As cruzes nos caminhos
[Crônica de 06 de junho de 2001]
Quando eu era menino e andava a cavalo pelas estradas em volta de Louveira e Vinhedo, ficava muito impressionado com as cruzes e capelinhas construídas às margens delas, marcando o local onde alguém perdera a vida de forma violenta.
A maioria vítima de desastres de automóvel ou caminhão, algumas, mais antigas, com as histórias quase esquecidas, ou transformadas em lendas caídas na boca do povo, lembrando mortes passionais, crimes de honra e até emboscadas, armadas em noites escuras, para completar uma vingança, ou matar um líder político.
Quem vive nos dias de hoje não sabe, inclusive porque não tem tempo para saber, mas no passado muita gente morreu por motivos que atualmente seriam considerados sem sentido, como um casamento que a família não queria, ou porque uma moça foi desonrada e o moço se recusou a casar.
Era comum os homens andarem armados e atirarem para matar por coisas tão banais quanto os assaltos atuais, nas esquinas das grandes cidades.
A diferença é que no lugar em que as vítimas caiam era comum erguer-se uma pequena capela ou colocar uma cruz, para marcar o lugar e lembrar a tragédia.
Quem sabe, isso não aconteça mais nas grandes cidades porque temos vítimas demais e cruzes de menos, ou a morte se tornou tão banal que ninguém perde tempo se preocupando em lembrar só de mais uma tragédia.
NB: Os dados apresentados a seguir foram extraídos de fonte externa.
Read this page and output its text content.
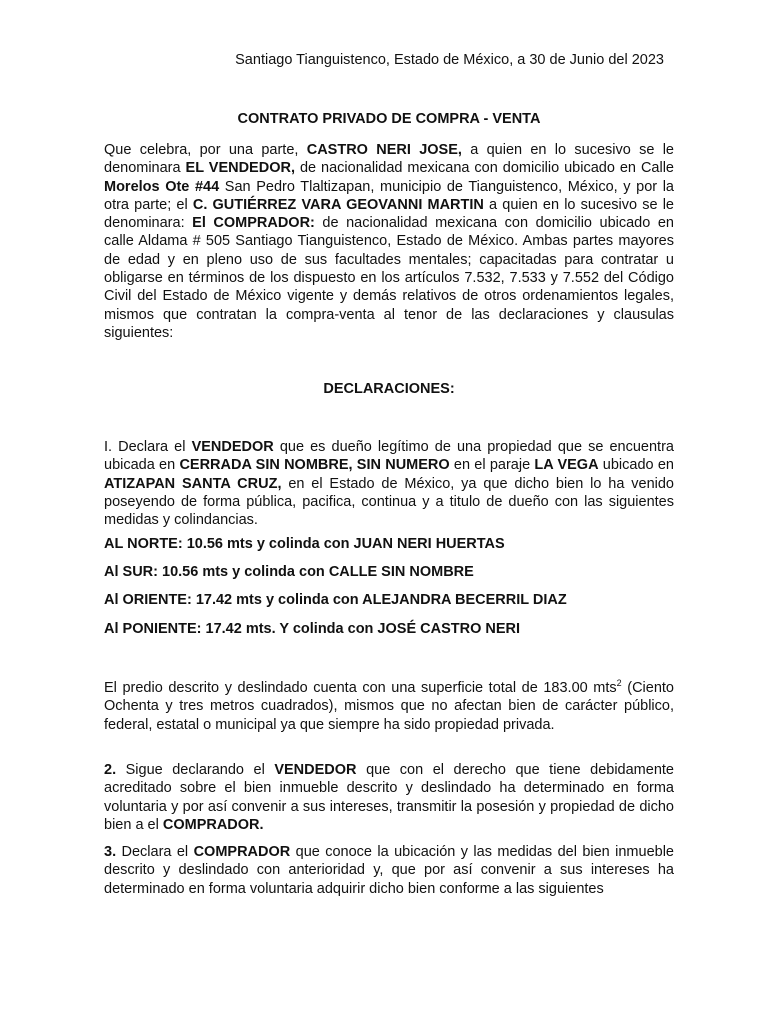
Santiago Tianguistenco, Estado de México, a 30 de Junio del 2023
CONTRATO PRIVADO DE COMPRA - VENTA
Que celebra, por una parte, CASTRO NERI JOSE, a quien en lo sucesivo se le denominara EL VENDEDOR, de nacionalidad mexicana con domicilio ubicado en Calle Morelos Ote #44 San Pedro Tlaltizapan, municipio de Tianguistenco, México, y por la otra parte; el C. GUTIÉRREZ VARA GEOVANNI MARTIN a quien en lo sucesivo se le denominara: El COMPRADOR: de nacionalidad mexicana con domicilio ubicado en calle Aldama # 505 Santiago Tianguistenco, Estado de México. Ambas partes mayores de edad y en pleno uso de sus facultades mentales; capacitadas para contratar u obligarse en términos de los dispuesto en los artículos 7.532, 7.533 y 7.552 del Código Civil del Estado de México vigente y demás relativos de otros ordenamientos legales, mismos que contratan la compra-venta al tenor de las declaraciones y clausulas siguientes:
DECLARACIONES:
I. Declara el VENDEDOR que es dueño legítimo de una propiedad que se encuentra ubicada en CERRADA SIN NOMBRE, SIN NUMERO en el paraje LA VEGA ubicado en ATIZAPAN SANTA CRUZ, en el Estado de México, ya que dicho bien lo ha venido poseyendo de forma pública, pacifica, continua y a titulo de dueño con las siguientes medidas y colindancias.
AL NORTE: 10.56 mts y colinda con JUAN NERI HUERTAS
Al SUR: 10.56 mts y colinda con CALLE SIN NOMBRE
Al ORIENTE: 17.42 mts y colinda con ALEJANDRA BECERRIL DIAZ
Al PONIENTE: 17.42 mts. Y colinda con JOSÉ CASTRO NERI
El predio descrito y deslindado cuenta con una superficie total de 183.00 mts$^2$ (Ciento Ochenta y tres metros cuadrados), mismos que no afectan bien de carácter público, federal, estatal o municipal ya que siempre ha sido propiedad privada.
2. Sigue declarando el VENDEDOR que con el derecho que tiene debidamente acreditado sobre el bien inmueble descrito y deslindado ha determinado en forma voluntaria y por así convenir a sus intereses, transmitir la posesión y propiedad de dicho bien a el COMPRADOR.
3. Declara el COMPRADOR que conoce la ubicación y las medidas del bien inmueble descrito y deslindado con anterioridad y, que por así convenir a sus intereses ha determinado en forma voluntaria adquirir dicho bien conforme a las siguientes
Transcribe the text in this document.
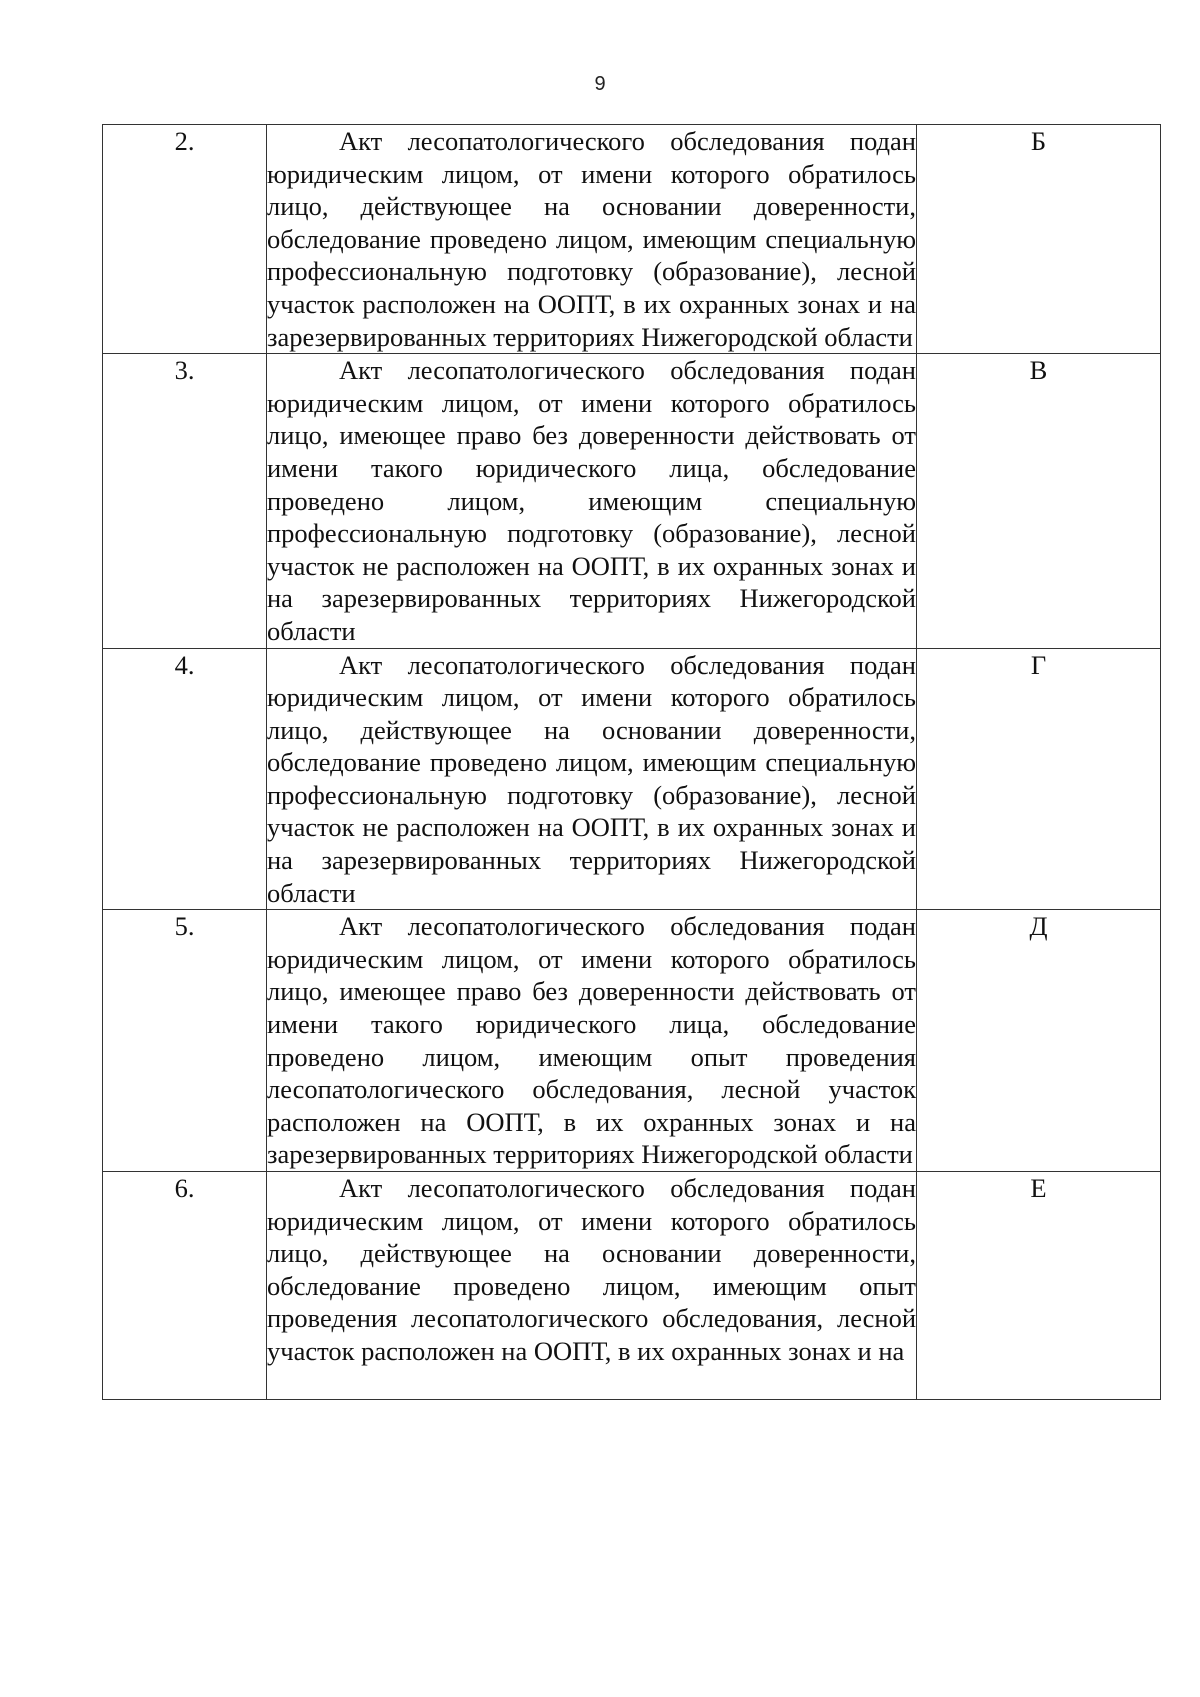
9
2.	Акт лесопатологического обследования подан юридическим лицом, от имени которого обратилось лицо, действующее на основании доверенности, обследование проведено лицом, имеющим специальную профессиональную подготовку (образование), лесной участок расположен на ООПТ, в их охранных зонах и на зарезервированных территориях Нижегородской области	Б
3.	Акт лесопатологического обследования подан юридическим лицом, от имени которого обратилось лицо, имеющее право без доверенности действовать от имени такого юридического лица, обследование проведено лицом, имеющим специальную профессиональную подготовку (образование), лесной участок не расположен на ООПТ, в их охранных зонах и на зарезервированных территориях Нижегородской области	В
4.	Акт лесопатологического обследования подан юридическим лицом, от имени которого обратилось лицо, действующее на основании доверенности, обследование проведено лицом, имеющим специальную профессиональную подготовку (образование), лесной участок не расположен на ООПТ, в их охранных зонах и на зарезервированных территориях Нижегородской области	Г
5.	Акт лесопатологического обследования подан юридическим лицом, от имени которого обратилось лицо, имеющее право без доверенности действовать от имени такого юридического лица, обследование проведено лицом, имеющим опыт проведения лесопатологического обследования, лесной участок расположен на ООПТ, в их охранных зонах и на зарезервированных территориях Нижегородской области	Д

6.	Акт лесопатологического обследования подан юридическим лицом, от имени которого обратилось лицо, действующее на основании доверенности, обследование проведено лицом, имеющим опыт проведения лесопатологического обследования, лесной участок расположен на ООПТ, в их охранных зонах и на	Е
No interior não. Mesmo onde o progresso destruiu a vida simples de 20 anos atrás, e a televisão arruinou famílias inteiras, desmontadas pelos sonhos vendidos fáceis e pela ilusão da cidade grande e da fortuna a qualquer preço, ainda é comum se ver uma vela acesa dentro destas capelas, lembrando alguém há muito esquecido, como que guardando a alma do morto, ou acertando suas contas com o purgatório.